My favorite track is probably “Sticky” which draws heaviest from R&B of all the songs on the album, and reminds me of Neo-Soul trio Moonchild. This is a super catchy song, but once again casual in its execution. The slow beat and mellow tones are easy to navigate, though not always simple. A gospel-like section emerges at a minute and a half, complete with ambiance and clapping. This could be why it stands out so clearly from the rest: the choir vocals are electrifying and reassuring at the same time, riding the line between gospel and psychedelic.  Overall every part sounds incredible, showcasing the production quality on the track as a whole, and allowing us to get lost in it thanks to the exceptional mixing.

The most heavily electronic elements I heard from this album were at the beginning of “Breathe Low and Deep”. It starts with an other-worldly melody that brings us onto the bands emotional level. Teeny strains her voice, lending it softness albeit it a grating quality at the same time. When brass comes in around two and a half minutes, the mood dropped in a way. It felt out of place, rather than perhaps like a change of pace that it was intended to. But then a truly wonderful shift happens. “Breathe loudly,” Teeny encourages us in her varied vocal tones: and I’m not going to lie, it is pretty inspirational. The guitar and horns at four minutes are full of doom, like the peak of tragedy or violence in a film, completely unexpected and invigorating. It took the focus of the track very suddenly to one’s own breathing, imbuing it with anxiety and making its mantra to “breathe loudly”, a display of inner stress rather than quietude.

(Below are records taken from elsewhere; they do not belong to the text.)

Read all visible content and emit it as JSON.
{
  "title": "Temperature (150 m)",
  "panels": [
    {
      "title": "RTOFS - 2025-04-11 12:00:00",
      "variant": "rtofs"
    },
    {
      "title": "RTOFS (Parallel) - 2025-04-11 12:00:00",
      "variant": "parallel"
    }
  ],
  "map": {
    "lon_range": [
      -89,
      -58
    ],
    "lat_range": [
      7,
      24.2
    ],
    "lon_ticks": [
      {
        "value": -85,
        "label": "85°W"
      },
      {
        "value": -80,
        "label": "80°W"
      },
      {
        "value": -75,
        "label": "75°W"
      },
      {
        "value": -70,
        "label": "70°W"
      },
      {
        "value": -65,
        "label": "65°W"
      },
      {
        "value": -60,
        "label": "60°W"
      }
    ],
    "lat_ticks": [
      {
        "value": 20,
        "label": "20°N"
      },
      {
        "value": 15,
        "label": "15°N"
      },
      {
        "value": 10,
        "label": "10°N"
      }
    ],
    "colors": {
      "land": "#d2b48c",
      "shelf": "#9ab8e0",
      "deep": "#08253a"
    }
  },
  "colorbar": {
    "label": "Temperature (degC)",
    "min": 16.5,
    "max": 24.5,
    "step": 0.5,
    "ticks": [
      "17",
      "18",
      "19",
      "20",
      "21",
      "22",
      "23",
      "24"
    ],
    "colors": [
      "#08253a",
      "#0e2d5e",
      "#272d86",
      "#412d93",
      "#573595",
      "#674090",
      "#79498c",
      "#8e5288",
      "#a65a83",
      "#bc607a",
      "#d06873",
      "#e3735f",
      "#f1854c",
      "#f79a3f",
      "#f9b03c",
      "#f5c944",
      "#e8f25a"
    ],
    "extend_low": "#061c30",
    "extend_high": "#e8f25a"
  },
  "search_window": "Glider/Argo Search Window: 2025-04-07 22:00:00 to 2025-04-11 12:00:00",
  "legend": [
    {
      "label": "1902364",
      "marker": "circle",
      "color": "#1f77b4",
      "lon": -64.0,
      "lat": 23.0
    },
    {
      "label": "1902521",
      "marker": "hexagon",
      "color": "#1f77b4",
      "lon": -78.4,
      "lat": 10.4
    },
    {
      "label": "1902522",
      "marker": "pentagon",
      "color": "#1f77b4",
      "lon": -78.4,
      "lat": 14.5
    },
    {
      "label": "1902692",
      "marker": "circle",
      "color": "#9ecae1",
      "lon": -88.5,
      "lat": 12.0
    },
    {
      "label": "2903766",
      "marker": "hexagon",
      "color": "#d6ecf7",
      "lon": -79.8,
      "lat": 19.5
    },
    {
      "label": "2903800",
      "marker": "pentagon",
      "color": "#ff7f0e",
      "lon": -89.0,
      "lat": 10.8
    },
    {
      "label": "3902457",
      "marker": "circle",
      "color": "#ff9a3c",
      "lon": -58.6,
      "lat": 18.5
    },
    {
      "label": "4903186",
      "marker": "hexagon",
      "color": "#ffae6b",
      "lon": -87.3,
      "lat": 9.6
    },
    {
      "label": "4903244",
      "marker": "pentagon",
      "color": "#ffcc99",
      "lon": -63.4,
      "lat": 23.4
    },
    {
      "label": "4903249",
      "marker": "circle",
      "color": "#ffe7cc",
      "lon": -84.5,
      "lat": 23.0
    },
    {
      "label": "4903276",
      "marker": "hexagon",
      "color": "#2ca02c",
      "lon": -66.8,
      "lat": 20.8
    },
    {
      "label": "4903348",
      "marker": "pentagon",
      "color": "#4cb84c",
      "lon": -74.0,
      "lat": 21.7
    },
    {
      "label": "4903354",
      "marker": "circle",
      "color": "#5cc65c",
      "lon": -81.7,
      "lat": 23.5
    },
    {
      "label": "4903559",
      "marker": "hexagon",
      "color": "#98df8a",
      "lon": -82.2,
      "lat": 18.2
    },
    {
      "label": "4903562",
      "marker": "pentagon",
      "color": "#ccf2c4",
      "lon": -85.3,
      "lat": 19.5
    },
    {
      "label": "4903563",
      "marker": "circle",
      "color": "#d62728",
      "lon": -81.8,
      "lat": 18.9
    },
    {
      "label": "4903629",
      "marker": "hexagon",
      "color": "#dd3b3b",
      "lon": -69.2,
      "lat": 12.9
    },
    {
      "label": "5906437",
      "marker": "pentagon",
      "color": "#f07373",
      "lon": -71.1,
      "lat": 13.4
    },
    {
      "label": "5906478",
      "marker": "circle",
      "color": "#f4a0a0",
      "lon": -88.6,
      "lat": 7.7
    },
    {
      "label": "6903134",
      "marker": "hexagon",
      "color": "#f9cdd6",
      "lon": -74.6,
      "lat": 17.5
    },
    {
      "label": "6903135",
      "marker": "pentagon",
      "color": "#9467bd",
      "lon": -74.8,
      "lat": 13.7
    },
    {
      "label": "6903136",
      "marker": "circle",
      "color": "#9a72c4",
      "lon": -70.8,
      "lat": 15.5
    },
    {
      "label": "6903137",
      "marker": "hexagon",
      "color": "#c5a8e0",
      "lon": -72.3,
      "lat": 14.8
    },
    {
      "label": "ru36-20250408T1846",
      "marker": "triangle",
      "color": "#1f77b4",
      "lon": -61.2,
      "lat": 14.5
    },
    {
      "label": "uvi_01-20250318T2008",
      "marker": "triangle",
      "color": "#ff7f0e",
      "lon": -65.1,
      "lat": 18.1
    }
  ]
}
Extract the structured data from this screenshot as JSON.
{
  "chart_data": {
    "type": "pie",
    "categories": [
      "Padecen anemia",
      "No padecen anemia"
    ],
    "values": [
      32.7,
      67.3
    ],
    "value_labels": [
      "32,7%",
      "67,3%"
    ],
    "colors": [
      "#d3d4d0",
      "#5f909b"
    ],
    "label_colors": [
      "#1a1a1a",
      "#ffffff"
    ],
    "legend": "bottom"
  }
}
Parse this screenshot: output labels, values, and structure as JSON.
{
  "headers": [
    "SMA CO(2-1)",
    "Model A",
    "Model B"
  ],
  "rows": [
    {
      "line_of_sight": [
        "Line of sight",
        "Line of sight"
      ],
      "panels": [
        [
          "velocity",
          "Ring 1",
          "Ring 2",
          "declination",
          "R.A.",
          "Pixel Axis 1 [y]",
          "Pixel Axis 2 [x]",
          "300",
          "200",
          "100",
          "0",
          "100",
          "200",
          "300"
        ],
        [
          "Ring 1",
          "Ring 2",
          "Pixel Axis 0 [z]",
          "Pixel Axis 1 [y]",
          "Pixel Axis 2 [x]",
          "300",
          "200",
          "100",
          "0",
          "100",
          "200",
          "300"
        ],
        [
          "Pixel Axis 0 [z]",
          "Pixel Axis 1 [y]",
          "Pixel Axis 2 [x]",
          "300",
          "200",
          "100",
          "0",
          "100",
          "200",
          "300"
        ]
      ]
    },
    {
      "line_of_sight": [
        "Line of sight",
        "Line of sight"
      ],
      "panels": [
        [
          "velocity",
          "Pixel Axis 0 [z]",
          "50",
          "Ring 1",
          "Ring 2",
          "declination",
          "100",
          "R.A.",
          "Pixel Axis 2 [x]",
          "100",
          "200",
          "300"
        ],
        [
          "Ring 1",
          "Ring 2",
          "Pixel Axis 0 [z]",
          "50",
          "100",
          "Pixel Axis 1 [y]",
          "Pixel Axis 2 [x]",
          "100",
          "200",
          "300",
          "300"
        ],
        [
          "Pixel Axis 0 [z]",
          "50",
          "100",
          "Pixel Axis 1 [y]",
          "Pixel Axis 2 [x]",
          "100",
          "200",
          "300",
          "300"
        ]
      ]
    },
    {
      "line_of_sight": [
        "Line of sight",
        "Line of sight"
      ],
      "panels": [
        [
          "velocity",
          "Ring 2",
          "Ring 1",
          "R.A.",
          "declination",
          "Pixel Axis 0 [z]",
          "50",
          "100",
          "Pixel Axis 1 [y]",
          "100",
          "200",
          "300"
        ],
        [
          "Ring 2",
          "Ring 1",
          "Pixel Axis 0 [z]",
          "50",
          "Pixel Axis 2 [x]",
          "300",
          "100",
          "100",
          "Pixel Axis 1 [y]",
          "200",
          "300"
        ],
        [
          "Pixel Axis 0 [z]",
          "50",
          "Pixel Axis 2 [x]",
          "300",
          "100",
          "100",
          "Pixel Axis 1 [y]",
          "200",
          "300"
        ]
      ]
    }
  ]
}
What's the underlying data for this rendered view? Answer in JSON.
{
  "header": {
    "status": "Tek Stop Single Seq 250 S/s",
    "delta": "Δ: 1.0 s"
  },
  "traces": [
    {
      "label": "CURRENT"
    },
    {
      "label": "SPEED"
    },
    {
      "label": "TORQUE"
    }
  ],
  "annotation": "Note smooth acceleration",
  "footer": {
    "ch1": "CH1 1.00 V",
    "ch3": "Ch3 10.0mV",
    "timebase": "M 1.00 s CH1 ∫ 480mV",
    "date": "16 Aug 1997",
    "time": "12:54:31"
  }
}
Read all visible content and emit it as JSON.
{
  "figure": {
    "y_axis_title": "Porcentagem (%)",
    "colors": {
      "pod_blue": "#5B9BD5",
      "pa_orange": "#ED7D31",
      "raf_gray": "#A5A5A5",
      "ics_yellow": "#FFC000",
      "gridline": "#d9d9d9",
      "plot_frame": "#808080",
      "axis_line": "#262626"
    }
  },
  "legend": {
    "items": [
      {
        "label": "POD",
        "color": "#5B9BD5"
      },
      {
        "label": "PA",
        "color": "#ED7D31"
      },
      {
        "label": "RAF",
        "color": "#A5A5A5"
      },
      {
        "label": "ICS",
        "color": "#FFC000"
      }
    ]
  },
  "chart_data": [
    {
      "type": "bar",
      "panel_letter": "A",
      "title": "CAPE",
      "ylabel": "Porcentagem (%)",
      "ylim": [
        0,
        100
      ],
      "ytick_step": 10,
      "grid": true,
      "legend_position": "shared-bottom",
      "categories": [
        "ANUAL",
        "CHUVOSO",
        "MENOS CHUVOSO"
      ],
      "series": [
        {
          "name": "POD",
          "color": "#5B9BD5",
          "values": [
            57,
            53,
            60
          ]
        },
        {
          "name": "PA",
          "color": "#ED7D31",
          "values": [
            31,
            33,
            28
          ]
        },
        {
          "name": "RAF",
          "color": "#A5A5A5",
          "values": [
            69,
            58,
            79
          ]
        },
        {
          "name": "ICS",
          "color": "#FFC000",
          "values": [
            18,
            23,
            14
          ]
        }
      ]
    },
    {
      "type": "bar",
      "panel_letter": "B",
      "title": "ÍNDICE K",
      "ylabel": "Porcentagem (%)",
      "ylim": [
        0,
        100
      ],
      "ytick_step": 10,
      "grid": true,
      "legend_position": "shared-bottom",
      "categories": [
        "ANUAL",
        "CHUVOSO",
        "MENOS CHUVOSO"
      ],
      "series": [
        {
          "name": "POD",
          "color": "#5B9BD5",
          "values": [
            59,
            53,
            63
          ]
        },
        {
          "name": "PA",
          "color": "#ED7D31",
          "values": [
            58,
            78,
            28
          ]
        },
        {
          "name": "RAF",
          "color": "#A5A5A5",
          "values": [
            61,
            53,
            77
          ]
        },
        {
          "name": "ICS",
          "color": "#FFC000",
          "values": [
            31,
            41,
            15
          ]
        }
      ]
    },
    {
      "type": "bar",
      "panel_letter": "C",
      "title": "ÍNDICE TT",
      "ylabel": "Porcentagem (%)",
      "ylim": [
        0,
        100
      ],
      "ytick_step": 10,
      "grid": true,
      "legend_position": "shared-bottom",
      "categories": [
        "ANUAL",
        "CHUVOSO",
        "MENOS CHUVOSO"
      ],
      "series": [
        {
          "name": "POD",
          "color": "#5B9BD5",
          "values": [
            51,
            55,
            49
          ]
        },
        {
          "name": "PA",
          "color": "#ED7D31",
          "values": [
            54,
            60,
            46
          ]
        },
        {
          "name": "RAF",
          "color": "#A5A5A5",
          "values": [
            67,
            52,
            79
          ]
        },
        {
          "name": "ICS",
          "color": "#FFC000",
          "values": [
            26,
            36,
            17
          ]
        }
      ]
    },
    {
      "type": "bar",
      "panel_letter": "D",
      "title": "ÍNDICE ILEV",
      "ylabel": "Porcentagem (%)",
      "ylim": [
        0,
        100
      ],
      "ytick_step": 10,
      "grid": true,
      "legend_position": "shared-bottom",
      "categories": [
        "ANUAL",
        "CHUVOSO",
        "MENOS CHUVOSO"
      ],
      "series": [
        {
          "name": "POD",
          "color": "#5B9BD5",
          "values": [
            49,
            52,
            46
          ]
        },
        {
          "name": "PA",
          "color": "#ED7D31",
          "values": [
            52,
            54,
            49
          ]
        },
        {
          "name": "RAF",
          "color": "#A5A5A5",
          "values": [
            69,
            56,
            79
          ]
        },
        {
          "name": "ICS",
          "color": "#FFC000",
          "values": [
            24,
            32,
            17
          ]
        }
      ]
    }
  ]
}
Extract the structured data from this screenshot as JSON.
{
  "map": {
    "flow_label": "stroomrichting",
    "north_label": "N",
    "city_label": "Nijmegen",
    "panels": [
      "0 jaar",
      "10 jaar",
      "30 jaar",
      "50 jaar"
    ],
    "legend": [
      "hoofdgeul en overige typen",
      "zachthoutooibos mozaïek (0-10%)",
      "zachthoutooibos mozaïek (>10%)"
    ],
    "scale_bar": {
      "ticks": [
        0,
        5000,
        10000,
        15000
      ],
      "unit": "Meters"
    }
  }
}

Throughout, there’s a lot that can send the listener’s head spinning. All of the quick changes, sectional disparities and booming can be overwhelming. This is the kind of album you have to be awake and prepared to listen to. Even though the songs have great hooks and engage with the listener, there’s no time to take a break. It immerses the listener entirely. At times, they come very close to what verges on the familiar, but by keeping the R&B thread strong with vocalization and intonation, TEEN continues to stand out. The horns they use compliment the melody, and the production ensures that Teeny’s clear, hoarse vocals sound beautiful and unconcerned all at once. This album is truly rich and exciting.